You Need To Already Know

31 Jan 2021

I love what Luminary is doing with podcasts: don't hit me with ads, charge me money.

I just tried out their new app and the design has one particularly infuriating antipattern: it makes me wait.

There are two problems here:

One is that it's not ready. I tapped a show, expressing an intent to read more about the show, and it has to make a network roundtrip to get what amounts to three sentences - perhaps a few hundred bytes.

This device has an 80Mbps unmetered connection and gigabytes of free storage. Why do I have to wait for 200 bytes?

My onboarding workflow here is to look at all of the available shows to select the best subset to listen to - that's a lot of roundtrips, and a lot of waiting.

The other is the immediate rendering of useless, but animated, partial page content, capturing my attention and forcing me to parse something that ultimately wastes my time. If I do have to wait for a device to be ready, I'll do something else in the meantime. Don't try to fool me into thinking that you're ready when you're not; you can load in unimportant content like images after rendering, but the newly-rendered page needs to immediately have some value.

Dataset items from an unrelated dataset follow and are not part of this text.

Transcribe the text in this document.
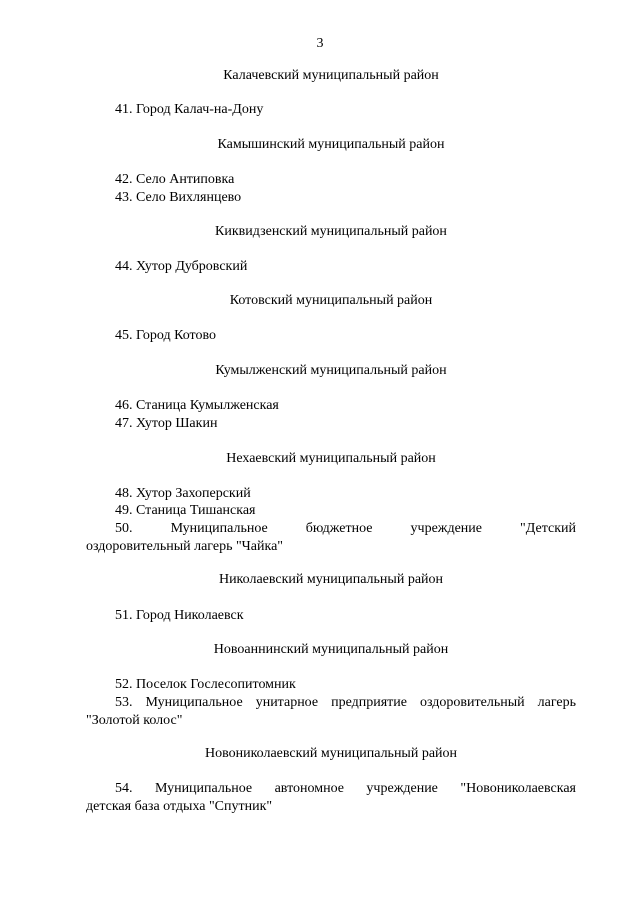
3
Калачевский муниципальный район
41. Город Калач-на-Дону
Камышинский муниципальный район
42. Село Антиповка
43. Село Вихлянцево
Киквидзенский муниципальный район
44. Хутор Дубровский
Котовский муниципальный район
45. Город Котово
Кумылженский муниципальный район
46. Станица Кумылженская
47. Хутор Шакин
Нехаевский муниципальный район
48. Хутор Захоперский
49. Станица Тишанская
50. Муниципальное бюджетное учреждение "Детский
оздоровительный лагерь "Чайка"
Николаевский муниципальный район
51. Город Николаевск
Новоаннинский муниципальный район
52. Поселок Гослесопитомник
53. Муниципальное унитарное предприятие оздоровительный лагерь
"Золотой колос"
Новониколаевский муниципальный район
54. Муниципальное автономное учреждение "Новониколаевская
детская база отдыха "Спутник"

(This is how I browse the web: on a page load of more than one or two seconds, I'll context-switch away and return when the tab has fully loaded. On the modern web, that can easily be ten seconds, but that's another story)

I have the same - possibly unreasonable - objection to heavily paginated interfaces. You've just sent me 5mb of javascript that I didn't want. Why will you only send me the data that I do want 10kb at a time?

Nothing here is a dealbreaker. But, for me, raw speed - fast enough that I never wait, and never context-switch away - is the difference between an app that I'm prepared to use, and one that I enjoy using.

You can't ask the server. You need to already know.